You mention that women at the top have less free time than they used to, that they’re working more. And you also say you don’t think it’s realistic that workplaces are going to remake themselves to the way Ann-Marie Slaughter thinks they should, with more flexibility for parents, more job-sharing, more part-time opportunities. Can you expand on both those points a little?

I think two things were interesting. First that it was indeed that professional women had less time, but it was also interesting that everybody below the top 15% really did have more leisure time, so I guess you can say that’s one good thing that’s been happening. You know back in the 19th century the poorer you were the more working hours you put in, and now it seems like people who are less well paid at least have a bit more leisure.

And I think the answer to that is in a way, it’s two things. First, although professional women and professional men, they both work hard, although they’ve outsourced a lot, at the end of the day there are some things you can’t outsource. And so if one of you is not at home it is going to be something you have to deal with when you get back and you can’t just pay someone to do it. The other reason comes back to the thing that sort of is the reason I think that inequality is going to go on being an issue and social mobility is going to continue to be an issue. What is really dramatically increasing is time spent with children — not sort of just having children run around the house, but actually doing things with them — and I was really struck by that. Because there’s this debate: Do we parent intensively or is it that there are these professional parents who come home and barely see their kids. And it seems the answer is very clear: Even though we work very hard, we in fact come home and parent crazily intensively.

And I think that has very much to do with globalization and the speed of economic change, and the fact that successful and privileged parents are able to do huge amounts for their children, and are determined to do so, but also seriously worry that if they don’t their kids are going to be downwardly mobile. That it’s a really tough world out there, and there’s competition from outside the country in a way that there wasn’t in the past. I don’t think it’s guilt, I think it’s anxiety. I think it’s linked to the determination of the parents that the next elite is made up of their kids and not other people’s. They don’t like to admit that to themselves. We all believe in social mobility as long as it doesn’t mean that our kids are going to be downwardly mobile.

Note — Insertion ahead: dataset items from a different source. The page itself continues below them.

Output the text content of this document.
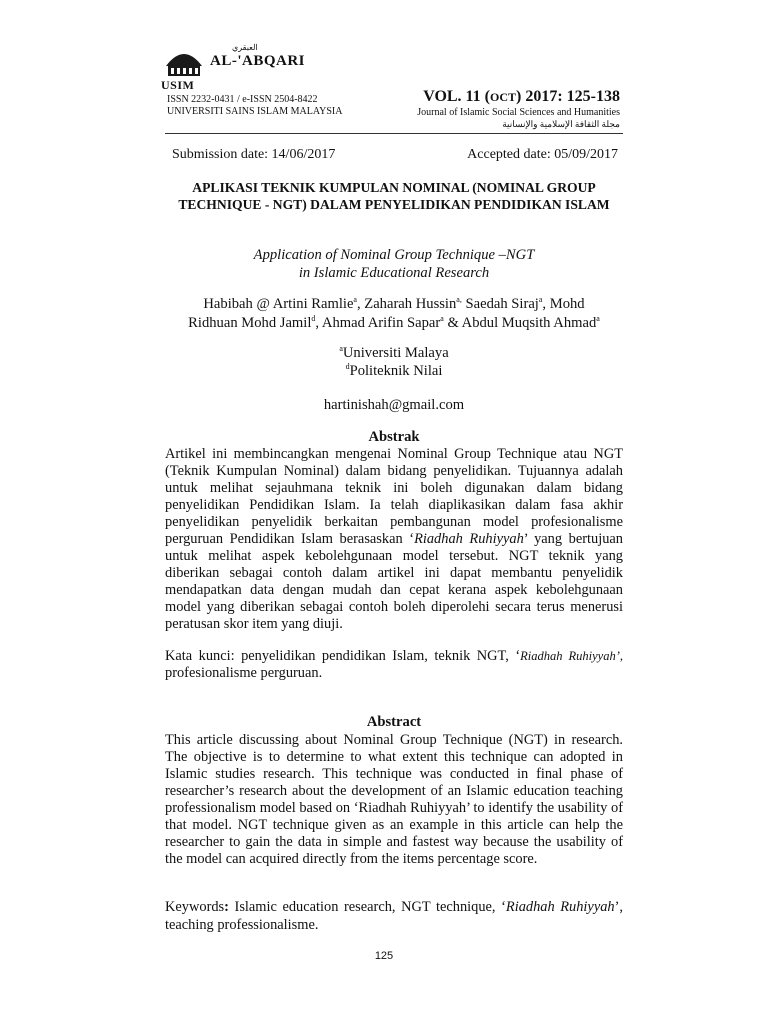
العبقري
AL-'ABQARI
USIM
ISSN 2232-0431 / e-ISSN 2504-8422
UNIVERSITI SAINS ISLAM MALAYSIA
VOL. 11 (OCT) 2017: 125-138
Journal of Islamic Social Sciences and Humanities
مجلة الثقافة الإسلامية والإنسانية
Submission date: 14/06/2017	Accepted date: 05/09/2017
APLIKASI TEKNIK KUMPULAN NOMINAL (NOMINAL GROUP TECHNIQUE - NGT) DALAM PENYELIDIKAN PENDIDIKAN ISLAM
Application of Nominal Group Technique –NGT
in Islamic Educational Research
Habibah @ Artini Ramlie$^a$, Zaharah Hussin$^{a,}$ Saedah Siraj$^a$, Mohd
Ridhuan Mohd Jamil$^d$, Ahmad Arifin Sapar$^a$ & Abdul Muqsith Ahmad$^a$
$^a$Universiti Malaya
$^d$Politeknik Nilai
hartinishah@gmail.com
Abstrak
Artikel ini membincangkan mengenai Nominal Group Technique atau NGT (Teknik Kumpulan Nominal) dalam bidang penyelidikan. Tujuannya adalah untuk melihat sejauhmana teknik ini boleh digunakan dalam bidang penyelidikan Pendidikan Islam. Ia telah diaplikasikan dalam fasa akhir penyelidikan penyelidik berkaitan pembangunan model profesionalisme perguruan Pendidikan Islam berasaskan ‘Riadhah Ruhiyyah’ yang bertujuan untuk melihat aspek kebolehgunaan model tersebut. NGT teknik yang diberikan sebagai contoh dalam artikel ini dapat membantu penyelidik mendapatkan data dengan mudah dan cepat kerana aspek kebolehgunaan model yang diberikan sebagai contoh boleh diperolehi secara terus menerusi peratusan skor item yang diuji.
Kata kunci: penyelidikan pendidikan Islam, teknik NGT, ‘Riadhah Ruhiyyah’, profesionalisme perguruan.
Abstract
This article discussing about Nominal Group Technique (NGT) in research. The objective is to determine to what extent this technique can adopted in Islamic studies research. This technique was conducted in final phase of researcher’s research about the development of an Islamic education teaching professionalism model based on ‘Riadhah Ruhiyyah’ to identify the usability of that model. NGT technique given as an example in this article can help the researcher to gain the data in simple and fastest way because the usability of the model can acquired directly from the items percentage score.
Keywords: Islamic education research, NGT technique, ‘Riadhah Ruhiyyah’, teaching professionalisme.
125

And on the Anne-Marie thing, I just disagree with her — for the same reason really. I just think that the reality is in a very, very competitive world that essentially — maybe if everybody could agree together that we’d all stop and restart tomorrow in a civilized way, you could do that. But who is going to be the first to do that? I have a friend who was at one stage a partner in a really top law firm and moved sideways to become an academic, and she was just saying that this was the reality. And you get the deals — or if you’re at a small startup you actually succeed — because when it’s necessary you’re willing to be there.

Anything else you’d like to talk about that we didn’t touch on?

There is one thing which almost nobody touches on: the fact that the great champions of successful girls are very often their fathers, and this is no longer an unusual thing. Everybody I spoke to had a supportive father. You look at the voting behavior of men who have daughters. And the people who are least willing to see women stay home and wait on their husbands are their fathers. And one thing you really see, even in Saudi Arabia, is fathers passing the family business on to the daughter, because the daughter is the one who’s close to them, the daughter is like them, and the men really truly no longer feel, “Oh this isn’t something for girls.”